1986: IM-"Ehepaar" horcht Fahrer aus

1986 stand der Norden der DDR auf Vogels Reiseprogramm. Im Oktober ging es von Ost-Berlin aus Richtung Neubrandenburg. Doch kaum hatten Vogel und seine Begleiter die DDR-Hauptstadt verlassen, wurden sie von der Volkspolizei gestoppt: "Verdacht der Ausnutzung von Einreisen in die Hauptstadt für Aufenthalte in die DDR", hieß die Begründung. Die kleine Reisegesellschaft konnte schnell das Missverständnis aufklären, sie konnte Einreisevisa für die DDR vorlegen. Die Volkspolizisten entschuldigten sich. Die Reise ging weiter.

Die Stasi erwartete Vogel im Hotel "Vier Tore" in Neubrandenburg. Hotelmitarbeiter hatten den Auftrag, durch Gespräche mit den Gästen das Besuchsprogramm in Erfahrung zu bringen. Sie sollten außerdem gewährleisten, dass Vogel stets "höflich, zuvorkommend und korrekt" behandelt wird. Andere Stasi-Mitarbeiter sorgten für die "Dokumentierung und videomäßige Aufzeichnung des Bewegungs- und Handlungsablaufes des Dr. Vogel." Auch im Hotelrestaurant war alles vorbereitet. Die Strategie der Stasi: Die beiden Fahrer von den restlichen Reisenden trennen. Sie wurden an einem Extratisch platziert. Vogel gefiel das überhaupt nicht. An den Tisch der beiden Fahrer setzte sich später ein IM-"Ehepaar". Die beiden jungen Mitarbeiter der Stasi-Abteilung II, die für Spionageabwehr zuständig war, hatten den Auftrag, die beiden Fahrer über Vogel auszuhorchen. Es funktionierte: Vogel sei durch und durch Politiker, berichteten sie. Er sei ein "Lebemann, der auch seinen Unterstellten etwas zukommen lässt." Und: Vogel sei ein "Arbeitstier". Er habe eine "immense Arbeitsleistung, nur 4-5 Stunden Schlaf täglich."

Vogel arbeitet - Begleiter besuchen "Diestel"

Die Stasi ließ Vogel nicht aus den Augen. Ein Auszug aus dem Beobachtungsbericht: "Nachdem Dr. Vogel und seine Begleitung im Hotelrestaurant Platz genommen hatten, wurde nach dem Abendbrot reichlich Alkohol verzehrt. Dr. Vogel war der Gesprächsführer am Tisch und gestikulierte teilweise lebhaft mit den Händen. Es konnte festgestellt werden, dass die Stimme von Dr.
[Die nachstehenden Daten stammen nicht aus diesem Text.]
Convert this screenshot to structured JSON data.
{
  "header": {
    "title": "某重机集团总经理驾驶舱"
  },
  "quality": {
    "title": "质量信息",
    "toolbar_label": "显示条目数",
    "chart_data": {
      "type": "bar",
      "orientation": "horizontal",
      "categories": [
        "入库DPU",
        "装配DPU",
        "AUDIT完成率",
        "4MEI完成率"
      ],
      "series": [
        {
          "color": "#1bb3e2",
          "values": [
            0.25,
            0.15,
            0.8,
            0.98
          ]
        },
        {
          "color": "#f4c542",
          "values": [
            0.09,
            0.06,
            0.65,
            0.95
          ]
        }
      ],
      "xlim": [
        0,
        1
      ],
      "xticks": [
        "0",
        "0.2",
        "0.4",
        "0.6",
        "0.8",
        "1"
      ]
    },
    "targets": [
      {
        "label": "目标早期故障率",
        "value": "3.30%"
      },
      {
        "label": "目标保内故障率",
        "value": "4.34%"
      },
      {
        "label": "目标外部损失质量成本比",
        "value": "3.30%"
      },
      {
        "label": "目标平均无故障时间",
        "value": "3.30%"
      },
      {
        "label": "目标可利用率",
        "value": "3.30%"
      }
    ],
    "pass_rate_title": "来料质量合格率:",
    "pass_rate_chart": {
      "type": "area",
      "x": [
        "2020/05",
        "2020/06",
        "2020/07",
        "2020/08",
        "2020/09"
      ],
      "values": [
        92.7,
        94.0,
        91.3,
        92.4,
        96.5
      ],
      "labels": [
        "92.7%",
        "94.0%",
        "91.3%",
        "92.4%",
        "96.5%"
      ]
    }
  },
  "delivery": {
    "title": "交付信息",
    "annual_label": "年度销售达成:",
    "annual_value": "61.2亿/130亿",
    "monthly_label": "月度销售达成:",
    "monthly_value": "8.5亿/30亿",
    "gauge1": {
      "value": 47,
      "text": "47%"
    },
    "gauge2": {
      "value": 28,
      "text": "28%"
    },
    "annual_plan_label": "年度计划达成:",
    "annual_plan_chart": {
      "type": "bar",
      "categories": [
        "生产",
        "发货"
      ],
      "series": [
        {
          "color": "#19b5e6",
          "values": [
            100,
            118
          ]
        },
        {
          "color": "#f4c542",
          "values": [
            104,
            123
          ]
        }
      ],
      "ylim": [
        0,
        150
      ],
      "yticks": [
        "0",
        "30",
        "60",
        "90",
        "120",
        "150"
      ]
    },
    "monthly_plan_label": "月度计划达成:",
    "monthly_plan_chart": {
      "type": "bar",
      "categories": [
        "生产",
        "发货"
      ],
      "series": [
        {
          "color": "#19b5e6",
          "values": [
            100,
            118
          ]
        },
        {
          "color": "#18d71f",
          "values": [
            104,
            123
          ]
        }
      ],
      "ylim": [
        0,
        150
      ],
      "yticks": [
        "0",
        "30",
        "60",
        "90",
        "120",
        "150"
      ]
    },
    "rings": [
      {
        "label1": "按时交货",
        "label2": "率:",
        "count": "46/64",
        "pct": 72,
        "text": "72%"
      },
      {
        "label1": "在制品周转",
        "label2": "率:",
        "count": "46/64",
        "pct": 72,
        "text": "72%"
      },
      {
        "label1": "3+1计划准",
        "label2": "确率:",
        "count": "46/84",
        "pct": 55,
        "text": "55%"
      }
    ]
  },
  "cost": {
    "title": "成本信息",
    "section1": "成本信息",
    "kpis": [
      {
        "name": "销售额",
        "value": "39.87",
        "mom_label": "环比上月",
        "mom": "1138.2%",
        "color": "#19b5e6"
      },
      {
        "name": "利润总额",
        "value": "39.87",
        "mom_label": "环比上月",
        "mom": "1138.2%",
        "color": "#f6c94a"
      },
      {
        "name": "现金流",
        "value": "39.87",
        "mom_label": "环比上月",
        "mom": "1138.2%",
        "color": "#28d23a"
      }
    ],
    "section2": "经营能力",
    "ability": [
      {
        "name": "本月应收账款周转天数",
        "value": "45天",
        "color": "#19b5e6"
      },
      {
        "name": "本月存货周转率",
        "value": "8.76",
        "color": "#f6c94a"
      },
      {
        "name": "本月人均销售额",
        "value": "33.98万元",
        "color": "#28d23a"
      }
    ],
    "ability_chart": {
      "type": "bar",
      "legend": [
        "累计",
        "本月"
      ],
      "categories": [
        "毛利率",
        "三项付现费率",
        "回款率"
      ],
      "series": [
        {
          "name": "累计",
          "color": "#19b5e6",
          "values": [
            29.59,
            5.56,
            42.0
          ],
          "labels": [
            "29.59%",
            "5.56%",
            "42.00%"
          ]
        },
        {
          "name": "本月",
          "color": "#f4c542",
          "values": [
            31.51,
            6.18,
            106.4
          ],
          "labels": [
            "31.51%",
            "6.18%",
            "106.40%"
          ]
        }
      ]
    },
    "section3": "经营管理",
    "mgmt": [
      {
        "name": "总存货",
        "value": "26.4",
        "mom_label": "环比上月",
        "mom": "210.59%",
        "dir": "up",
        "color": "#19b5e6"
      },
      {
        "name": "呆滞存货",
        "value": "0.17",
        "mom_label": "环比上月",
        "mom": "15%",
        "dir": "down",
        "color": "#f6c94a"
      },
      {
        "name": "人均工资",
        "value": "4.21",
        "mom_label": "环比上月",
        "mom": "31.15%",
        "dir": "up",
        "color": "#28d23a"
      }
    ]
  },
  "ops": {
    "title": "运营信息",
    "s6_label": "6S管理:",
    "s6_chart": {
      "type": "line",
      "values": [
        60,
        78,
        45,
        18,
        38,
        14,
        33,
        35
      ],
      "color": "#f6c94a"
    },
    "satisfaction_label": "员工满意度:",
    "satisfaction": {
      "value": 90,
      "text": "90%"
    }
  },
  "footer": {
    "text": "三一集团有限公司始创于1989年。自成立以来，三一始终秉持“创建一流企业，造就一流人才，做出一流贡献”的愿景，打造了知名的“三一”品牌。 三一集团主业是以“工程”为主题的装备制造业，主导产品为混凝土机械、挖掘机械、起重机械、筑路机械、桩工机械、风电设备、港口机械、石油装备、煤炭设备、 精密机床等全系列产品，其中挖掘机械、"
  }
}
Vogel mit steigendem Alkoholkonsum ständig an Lautstärke zunahm. Aufgrund des Dialektes war es den operativen Kräften nicht möglich, zum Gesprächsthema auswertbare Informationen zu erarbeiten." Einer seiner Fahrer sagte kurz vor 23 Uhr: "Wenn der laut wird, dann weiß er genau, dass er nur noch 1 Stunde bleiben darf, sonst wird es zuviel!"

Am nächsten Vormittag durchstreifen die Besucher die Neubrandenburger Innenstadt. Dann ging es weiter nach Güstrow. In der Stadt besuchte Vogel den Dom und sprach mit dem Pfarrer. Dann ging es zurück nach Neubrandenburg. Am nächsten Morgen besuchte Vogel den katholischen Gottesdienst. Dann ging es weiter nach Neustrelitz, Rheinsberg und in die KZ-Gedenkstätte Ravensbrück. In Ost-Berlin checkte die Reisegruppe im "Palasthotel" ein. Während Vogels Mitreisende das Kabarett "Diestel" besuchten, verbrachte der Ministerpräsident den Abend im Hotelzimmer allein. Er wollte arbeiten. Von seinem Hotelzimmer rief Vogel in der Bundesrepublik an, um sich über die Lage und über den SPD-Wahlparteitag in Offenburg unterrichten zu lassen. Die Stasi hörte mit. Erst später kam die Gruppe im Weinrestaurant des Roten Rathauses wieder zusammen. Dort stand sie allerdings nicht unter "operativer Kontrolle" der Stasi. Am Morgen stand ein Besuch in der Nationalgalerie auf dem Programm. Anschließend ging es auf den Dorotheenstädtischen Friedhof. Vogel besuchte die Gräber von Hegel, Fichte, Brecht und Seghers. Dann ging es zurück nach West-Berlin.